As his tour calendar dried out last year, McCutcheon employed a pay-what-you-wish model for “Cabin Fever,” as he was conscious of the fact that not only his fellow musicians but many of his fans were also struggling during lockdown. Somewhat to his surprise, many paid as much as $30—more than double what a CD normally runs.

McCutcheon is cautiously optimistic that heading into 2022, he will be able to tour again more regularly—if on a reduced schedule versus back in the day. Furthermore, he says that because the pandemic waxes and wanes, musicians are seeing some gigs postponed indefinitely.

“I fear for a lot of the venues, the brick-and-mortar places that have been dark,” he said. “And I’m hopeful that people who really want to have live music again are going to understand that they have to ‘take one for the team.’ They have to get vaccinated, they have to know that the venues we gather are going to be seen as safe places.

“Otherwise people are going to be too afraid to ever go there again. And those places are going to fold because they’re barely holding on now.”

He added: “I hope that we start thinking like citizens again rather than individualists, because that’s not how society works.”

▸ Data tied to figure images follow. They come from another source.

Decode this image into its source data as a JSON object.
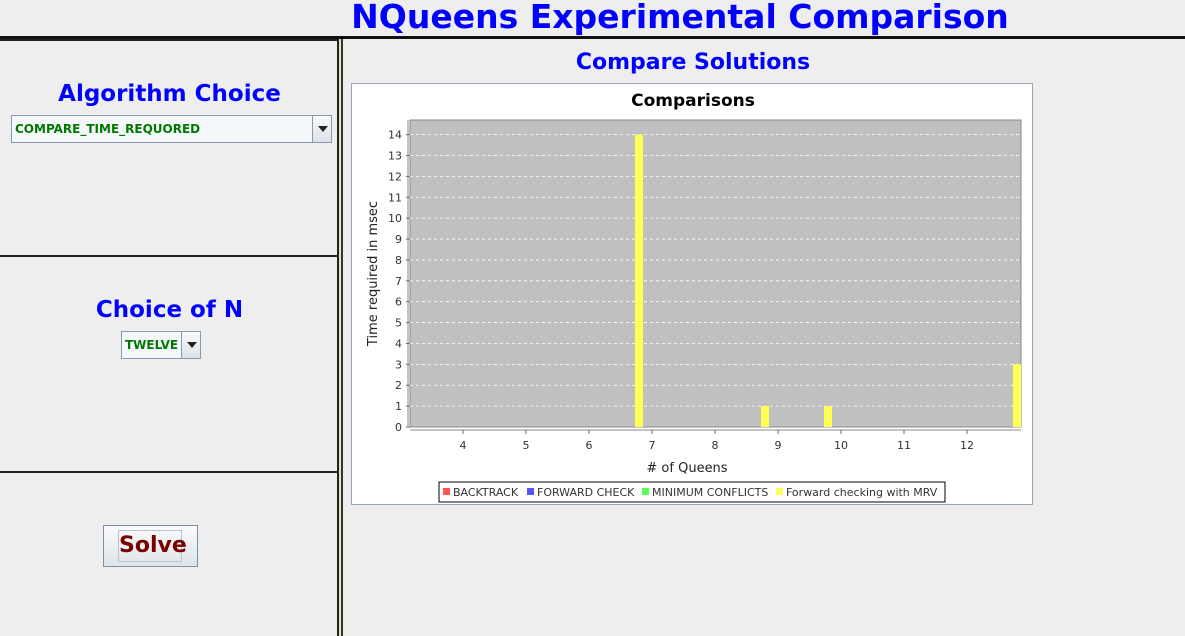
{
  "app": {
    "title": "NQueens Experimental Comparison"
  },
  "algorithm_panel": {
    "heading": "Algorithm Choice",
    "selected": "COMPARE_TIME_REQUORED"
  },
  "n_panel": {
    "heading": "Choice of N",
    "selected": "TWELVE"
  },
  "solve_panel": {
    "button_label": "Solve"
  },
  "results": {
    "heading": "Compare Solutions"
  },
  "colors": {
    "heading_blue": "#0000ff",
    "combo_text_green": "#007700",
    "solve_text": "#7a0000",
    "plot_background": "#c0c0c0",
    "series": [
      "#ff5555",
      "#5555ff",
      "#55ff55",
      "#ffff55"
    ]
  },
  "chart_data": {
    "type": "bar",
    "title": "Comparisons",
    "xlabel": "# of Queens",
    "ylabel": "Time required in msec",
    "categories": [
      "4",
      "5",
      "6",
      "7",
      "8",
      "9",
      "10",
      "11",
      "12"
    ],
    "series": [
      {
        "name": "BACKTRACK",
        "values": [
          0,
          0,
          0,
          0,
          0,
          0,
          0,
          0,
          0
        ]
      },
      {
        "name": "FORWARD CHECK",
        "values": [
          0,
          0,
          0,
          0,
          0,
          0,
          0,
          0,
          0
        ]
      },
      {
        "name": "MINIMUM CONFLICTS",
        "values": [
          0,
          0,
          0,
          0,
          0,
          0,
          0,
          0,
          0
        ]
      },
      {
        "name": "Forward checking with MRV",
        "values": [
          0,
          0,
          14,
          0,
          1,
          1,
          0,
          0,
          3
        ]
      }
    ],
    "ylim": [
      0,
      14.7
    ],
    "yticks": [
      0,
      1,
      2,
      3,
      4,
      5,
      6,
      7,
      8,
      9,
      10,
      11,
      12,
      13,
      14
    ],
    "grid": true,
    "legend_position": "bottom"
  }
}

Because the music business is an “affiliative field,” McCutcheon advises up-and-coming artists to meet as many other musicians as they can, and to look at their other artists as fellow travelers rather than competition.

“Just understand that you’re part of a long tradition. Don’t do ‘pay to play.’ It’s a ripoff [and] undercuts every musician,” he said. “Demand respect. And if everybody does that, it’s what’s going to happen.”

McCutcheon says he is still learning as he goes, and admits that even now, at age 69, he is only just starting to feel very comfortable with his place in the folk music pantheon. And he has many stories, set to music, still to share with listeners.

“I could be writing songs till my last breath, and hopefully I will,” he said. “Let me share this with you.”

“Bucket List” is available beginning Sept. 17.